Without seeing any proposals, it would be hard to comment on the specifics. In some cases, it is appropriate for information to be shared with the court in order to secure a conviction. That is the case in relation to forensic medical examinations—we need to have all the information and the evidence. However, it must be gathered in a trauma-informed way that must take into account children’s rights, so that the process is not traumatising for them and they do not feel that they do not know what is happening.

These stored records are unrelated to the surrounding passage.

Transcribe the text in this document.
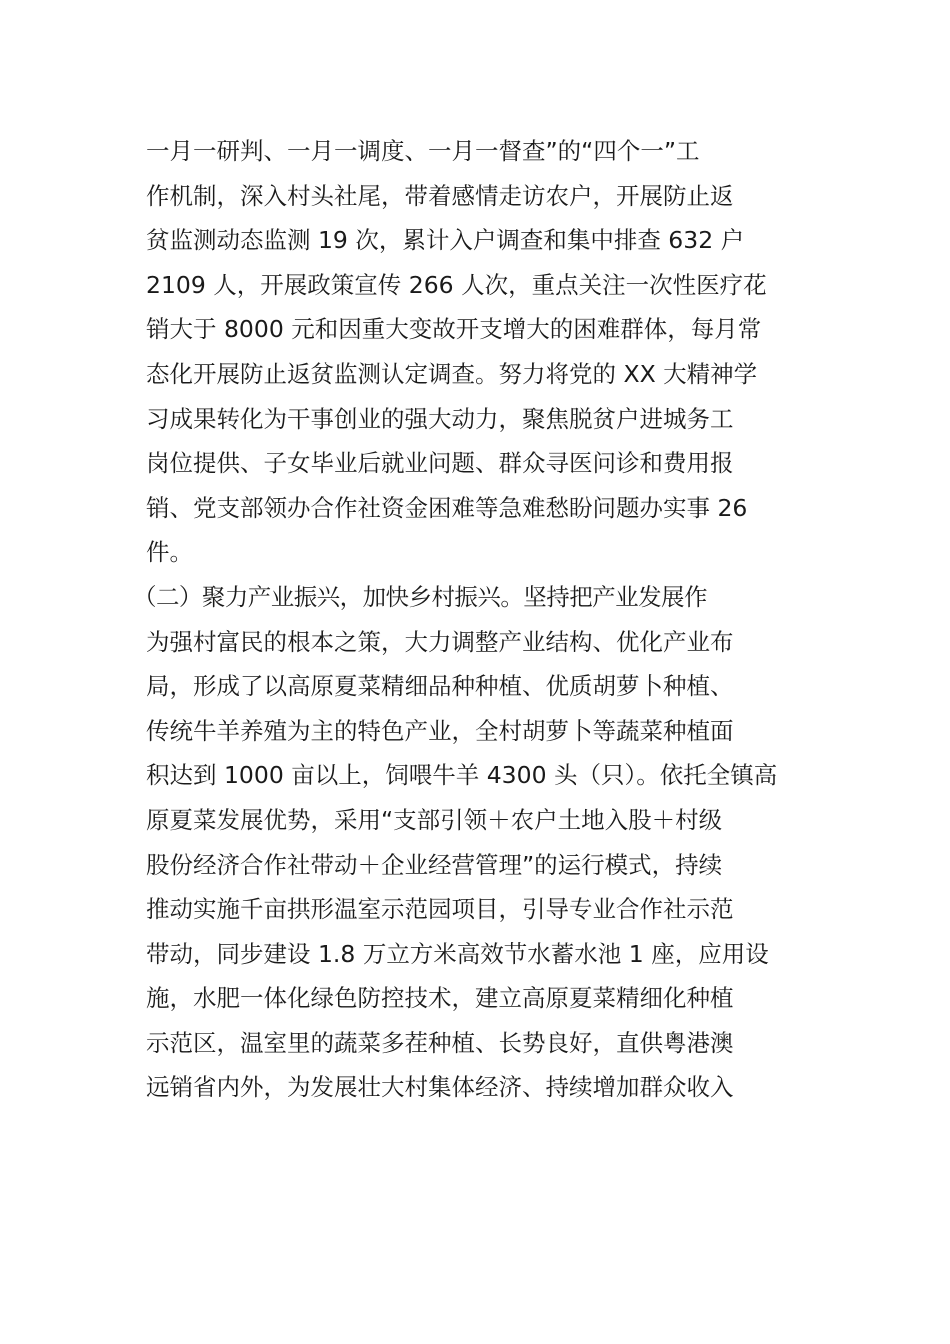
一月一研判、一月一调度、一月一督查”的“四个一”工
作机制，深入村头社尾，带着感情走访农户，开展防止返
贫监测动态监测 19 次，累计入户调查和集中排查 632 户
2109 人，开展政策宣传 266 人次，重点关注一次性医疗花
销大于 8000 元和因重大变故开支增大的困难群体，每月常
态化开展防止返贫监测认定调查。努力将党的 XX 大精神学
习成果转化为干事创业的强大动力，聚焦脱贫户进城务工
岗位提供、子女毕业后就业问题、群众寻医问诊和费用报
销、党支部领办合作社资金困难等急难愁盼问题办实事 26
件。
（二）聚力产业振兴，加快乡村振兴。坚持把产业发展作
为强村富民的根本之策，大力调整产业结构、优化产业布
局，形成了以高原夏菜精细品种种植、优质胡萝卜种植、
传统牛羊养殖为主的特色产业，全村胡萝卜等蔬菜种植面
积达到 1000 亩以上，饲喂牛羊 4300 头（只）。依托全镇高
原夏菜发展优势，采用“支部引领＋农户土地入股＋村级
股份经济合作社带动＋企业经营管理”的运行模式，持续
推动实施千亩拱形温室示范园项目，引导专业合作社示范
带动，同步建设 1.8 万立方米高效节水蓄水池 1 座，应用设
施，水肥一体化绿色防控技术，建立高原夏菜精细化种植
示范区，温室里的蔬菜多茬种植、长势良好，直供粤港澳
远销省内外，为发展壮大村集体经济、持续增加群众收入
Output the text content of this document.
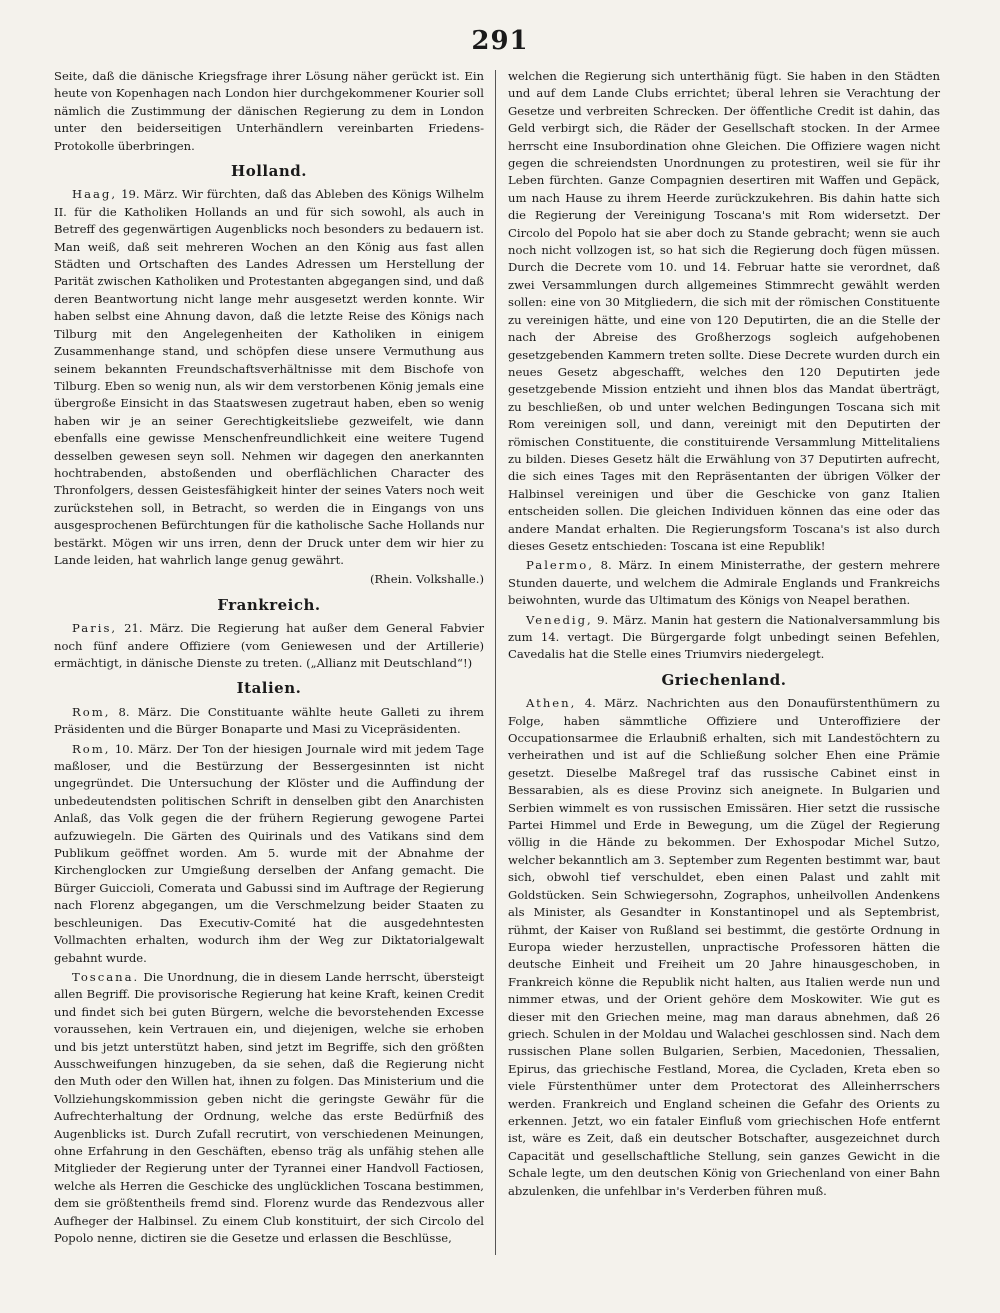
291

Seite, daß die dänische Kriegsfrage ihrer Lösung näher gerückt ist. Ein heute von Kopenhagen nach London hier durchgekommener Kourier soll nämlich die Zustimmung der dänischen Regierung zu dem in London unter den beiderseitigen Unterhändlern vereinbarten Friedens-Protokolle überbringen.

Holland.

Haag, 19. März. Wir fürchten, daß das Ableben des Königs Wilhelm II. für die Katholiken Hollands an und für sich sowohl, als auch in Betreff des gegenwärtigen Augenblicks noch besonders zu bedauern ist. Man weiß, daß seit mehreren Wochen an den König aus fast allen Städten und Ortschaften des Landes Adressen um Herstellung der Parität zwischen Katholiken und Protestanten abgegangen sind, und daß deren Beantwortung nicht lange mehr ausgesetzt werden konnte. Wir haben selbst eine Ahnung davon, daß die letzte Reise des Königs nach Tilburg mit den Angelegenheiten der Katholiken in einigem Zusammenhange stand, und schöpfen diese unsere Vermuthung aus seinem bekannten Freundschaftsverhältnisse mit dem Bischofe von Tilburg. Eben so wenig nun, als wir dem verstorbenen König jemals eine übergroße Einsicht in das Staatswesen zugetraut haben, eben so wenig haben wir je an seiner Gerechtigkeitsliebe gezweifelt, wie dann ebenfalls eine gewisse Menschenfreundlichkeit eine weitere Tugend desselben gewesen seyn soll. Nehmen wir dagegen den anerkannten hochtrabenden, abstoßenden und oberflächlichen Character des Thronfolgers, dessen Geistesfähigkeit hinter der seines Vaters noch weit zurückstehen soll, in Betracht, so werden die in Eingangs von uns ausgesprochenen Befürchtungen für die katholische Sache Hollands nur bestärkt. Mögen wir uns irren, denn der Druck unter dem wir hier zu Lande leiden, hat wahrlich lange genug gewährt.

(Rhein. Volkshalle.)
Frankreich.

Paris, 21. März. Die Regierung hat außer dem General Fabvier noch fünf andere Offiziere (vom Geniewesen und der Artillerie) ermächtigt, in dänische Dienste zu treten. („Allianz mit Deutschland“!)

Italien.

Rom, 8. März. Die Constituante wählte heute Galleti zu ihrem Präsidenten und die Bürger Bonaparte und Masi zu Vicepräsidenten.

Rom, 10. März. Der Ton der hiesigen Journale wird mit jedem Tage maßloser, und die Bestürzung der Bessergesinnten ist nicht ungegründet. Die Untersuchung der Klöster und die Auffindung der unbedeutendsten politischen Schrift in denselben gibt den Anarchisten Anlaß, das Volk gegen die der frühern Regierung gewogene Partei aufzuwiegeln. Die Gärten des Quirinals und des Vatikans sind dem Publikum geöffnet worden. Am 5. wurde mit der Abnahme der Kirchenglocken zur Umgießung derselben der Anfang gemacht. Die Bürger Guiccioli, Comerata und Gabussi sind im Auftrage der Regierung nach Florenz abgegangen, um die Verschmelzung beider Staaten zu beschleunigen. Das Executiv-Comité hat die ausgedehntesten Vollmachten erhalten, wodurch ihm der Weg zur Diktatorialgewalt gebahnt wurde.

Toscana. Die Unordnung, die in diesem Lande herrscht, übersteigt allen Begriff. Die provisorische Regierung hat keine Kraft, keinen Credit und findet sich bei guten Bürgern, welche die bevorstehenden Excesse voraussehen, kein Vertrauen ein, und diejenigen, welche sie erhoben und bis jetzt unterstützt haben, sind jetzt im Begriffe, sich den größten Ausschweifungen hinzugeben, da sie sehen, daß die Regierung nicht den Muth oder den Willen hat, ihnen zu folgen. Das Ministerium und die Vollziehungskommission geben nicht die geringste Gewähr für die Aufrechterhaltung der Ordnung, welche das erste Bedürfniß des Augenblicks ist. Durch Zufall recrutirt, von verschiedenen Meinungen, ohne Erfahrung in den Geschäften, ebenso träg als unfähig stehen alle Mitglieder der Regierung unter der Tyrannei einer Handvoll Factiosen, welche als Herren die Geschicke des unglücklichen Toscana bestimmen, dem sie größtentheils fremd sind. Florenz wurde das Rendezvous aller Aufheger der Halbinsel. Zu einem Club konstituirt, der sich Circolo del Popolo nenne, dictiren sie die Gesetze und erlassen die Beschlüsse,

welchen die Regierung sich unterthänig fügt. Sie haben in den Städten und auf dem Lande Clubs errichtet; überal lehren sie Verachtung der Gesetze und verbreiten Schrecken. Der öffentliche Credit ist dahin, das Geld verbirgt sich, die Räder der Gesellschaft stocken. In der Armee herrscht eine Insubordination ohne Gleichen. Die Offiziere wagen nicht gegen die schreiendsten Unordnungen zu protestiren, weil sie für ihr Leben fürchten. Ganze Compagnien desertiren mit Waffen und Gepäck, um nach Hause zu ihrem Heerde zurückzukehren. Bis dahin hatte sich die Regierung der Vereinigung Toscana's mit Rom widersetzt. Der Circolo del Popolo hat sie aber doch zu Stande gebracht; wenn sie auch noch nicht vollzogen ist, so hat sich die Regierung doch fügen müssen. Durch die Decrete vom 10. und 14. Februar hatte sie verordnet, daß zwei Versammlungen durch allgemeines Stimmrecht gewählt werden sollen: eine von 30 Mitgliedern, die sich mit der römischen Constituente zu vereinigen hätte, und eine von 120 Deputirten, die an die Stelle der nach der Abreise des Großherzogs sogleich aufgehobenen gesetzgebenden Kammern treten sollte. Diese Decrete wurden durch ein neues Gesetz abgeschafft, welches den 120 Deputirten jede gesetzgebende Mission entzieht und ihnen blos das Mandat überträgt, zu beschließen, ob und unter welchen Bedingungen Toscana sich mit Rom vereinigen soll, und dann, vereinigt mit den Deputirten der römischen Constituente, die constituirende Versammlung Mittelitaliens zu bilden. Dieses Gesetz hält die Erwählung von 37 Deputirten aufrecht, die sich eines Tages mit den Repräsentanten der übrigen Völker der Halbinsel vereinigen und über die Geschicke von ganz Italien entscheiden sollen. Die gleichen Individuen können das eine oder das andere Mandat erhalten. Die Regierungsform Toscana's ist also durch dieses Gesetz entschieden: Toscana ist eine Republik!

Palermo, 8. März. In einem Ministerrathe, der gestern mehrere Stunden dauerte, und welchem die Admirale Englands und Frankreichs beiwohnten, wurde das Ultimatum des Königs von Neapel berathen.

Venedig, 9. März. Manin hat gestern die Nationalversammlung bis zum 14. vertagt. Die Bürgergarde folgt unbedingt seinen Befehlen, Cavedalis hat die Stelle eines Triumvirs niedergelegt.

Griechenland.

Athen, 4. März. Nachrichten aus den Donaufürstenthümern zu Folge, haben sämmtliche Offiziere und Unteroffiziere der Occupationsarmee die Erlaubniß erhalten, sich mit Landestöchtern zu verheirathen und ist auf die Schließung solcher Ehen eine Prämie gesetzt. Dieselbe Maßregel traf das russische Cabinet einst in Bessarabien, als es diese Provinz sich aneignete. In Bulgarien und Serbien wimmelt es von russischen Emissären. Hier setzt die russische Partei Himmel und Erde in Bewegung, um die Zügel der Regierung völlig in die Hände zu bekommen. Der Exhospodar Michel Sutzo, welcher bekanntlich am 3. September zum Regenten bestimmt war, baut sich, obwohl tief verschuldet, eben einen Palast und zahlt mit Goldstücken. Sein Schwiegersohn, Zographos, unheilvollen Andenkens als Minister, als Gesandter in Konstantinopel und als Septembrist, rühmt, der Kaiser von Rußland sei bestimmt, die gestörte Ordnung in Europa wieder herzustellen, unpractische Professoren hätten die deutsche Einheit und Freiheit um 20 Jahre hinausgeschoben, in Frankreich könne die Republik nicht halten, aus Italien werde nun und nimmer etwas, und der Orient gehöre dem Moskowiter. Wie gut es dieser mit den Griechen meine, mag man daraus abnehmen, daß 26 griech. Schulen in der Moldau und Walachei geschlossen sind. Nach dem russischen Plane sollen Bulgarien, Serbien, Macedonien, Thessalien, Epirus, das griechische Festland, Morea, die Cycladen, Kreta eben so viele Fürstenthümer unter dem Protectorat des Alleinherrschers werden. Frankreich und England scheinen die Gefahr des Orients zu erkennen. Jetzt, wo ein fataler Einfluß vom griechischen Hofe entfernt ist, wäre es Zeit, daß ein deutscher Botschafter, ausgezeichnet durch Capacität und gesellschaftliche Stellung, sein ganzes Gewicht in die Schale legte, um den deutschen König von Griechenland von einer Bahn abzulenken, die unfehlbar in's Verderben führen muß.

That brings us back to the high-level broader discussion about a child’s whole experience—not just their experience of forensic medical examinations, but of court processes and interviews and how they all knit together in a trauma-sensitive way that leaves the child feeling that their recovery needs have been met. We know that some systems and processes are traumatising, but rather than fix small parts of the system, we need to look at it as a whole.
Thank you for your evidence, which is extremely helpful to the committee. I am certain that we will be following up with others some of the issues that have been raised.
That concludes the public part of our meeting. Our next meeting will be at 10 o’clock on Wednesday 27 May, when we will discuss Covid-19 testing. Additional details will be made public in the Business Bulletin and via the committee’s social media, in the usual way.11:00 Meeting continued in private until 11:19.